Readers will find themselves gravitating to different stories, especially if these stories are similar to their own. For me, it wasn’t a specific story, but a number of them that resonated with my own journey from a narrow fundamentalism of my late high school years through my growing openness during college and seminary to a more liberal but relatively orthodox faith. That is the way it often is when it comes to encountering a collection of narratives.
There is one contribution that seems to have a place in the book, but placement seems odd. Chapter 10, written by John Morehead, focuses on transitions out of Mormonism into evangelical Christianity. This is the most "academic" of the articles, and focuses more on the complexity of transitioning from one faith to another. The author doesn’t seem to have made the transition himself, but works with people who are making the transition. It’s more methodological than a testimony – thus it might fit best as an appendix.
The longest, and to me the most gripping, story is told by Joel Watts. The suffering he endured along with his wife and daughter as he grew up in and spent a majority of his life involved with what many have called a cult – the Church of Jesus Christ. This is an oneness Pentecostal group that reads only the King James Bible and puts heave emphasis on the authority of the pastor, which leads to all kinds of abuse – spiritually, physically, and emotionally. All elements of life, from friendships to the way one dresses or cuts their hair (women can’t cut their hair). Joel was being groomed for leadership. He was a preacher. But learning of the sexual abuse of children led to questioning the authority structure – and then his wife could take it no longer and threatened to leave, which put him in a difficult place. Why? Because you can’t be a leader and not control your family. Indeed, that is the key to the realities of these movements and groups – it’s all about control. This is a powerful and even frightening story, which is unfortunately marred by typos and grammatical issues. More than any of the essays in the book, this needed the most editorial attention.

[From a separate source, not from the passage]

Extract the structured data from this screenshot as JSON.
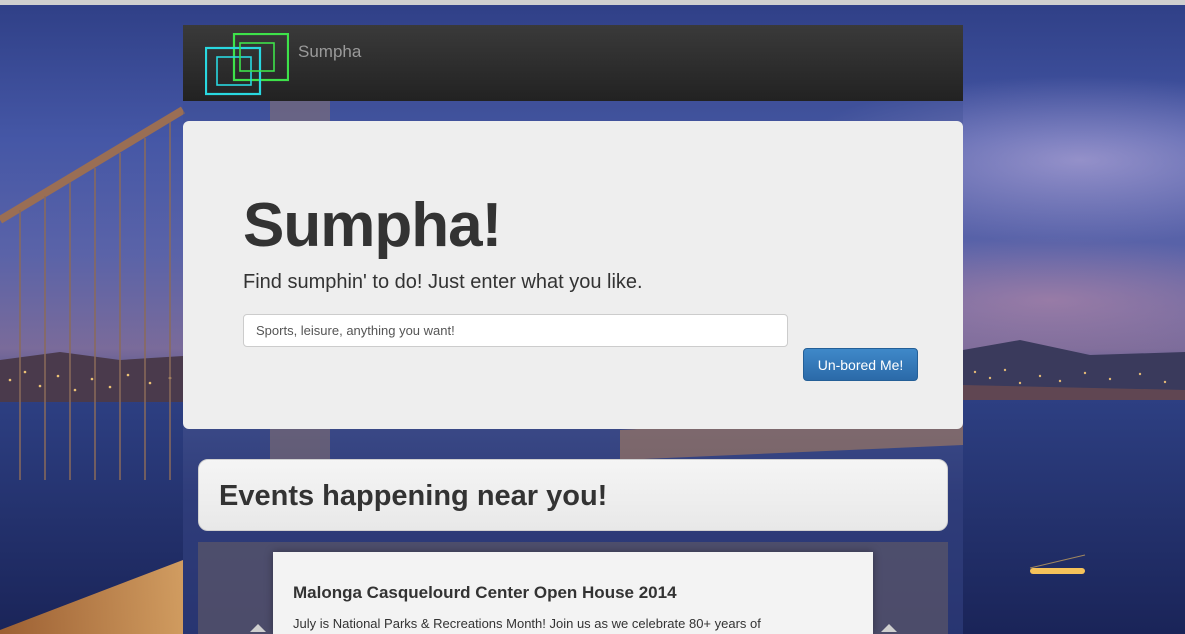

As to the intended audience, it would seem to me that the book speaks to those struggling with the transition. That is, its audience is to found among those who have left fundamentalist groups, but seem unsure how to move forward. They are tempted to leave it all behind – including God. These essays offer encouragement to stay the course.
It is an intriguing book, and worth considering. The essayists are not well-known figures. They are simply people whom Joel and Travis have come to know as they took their own journeys. Even if you’ve not made the transition, perhaps reading it will help you better understand those who have been or are making that transition.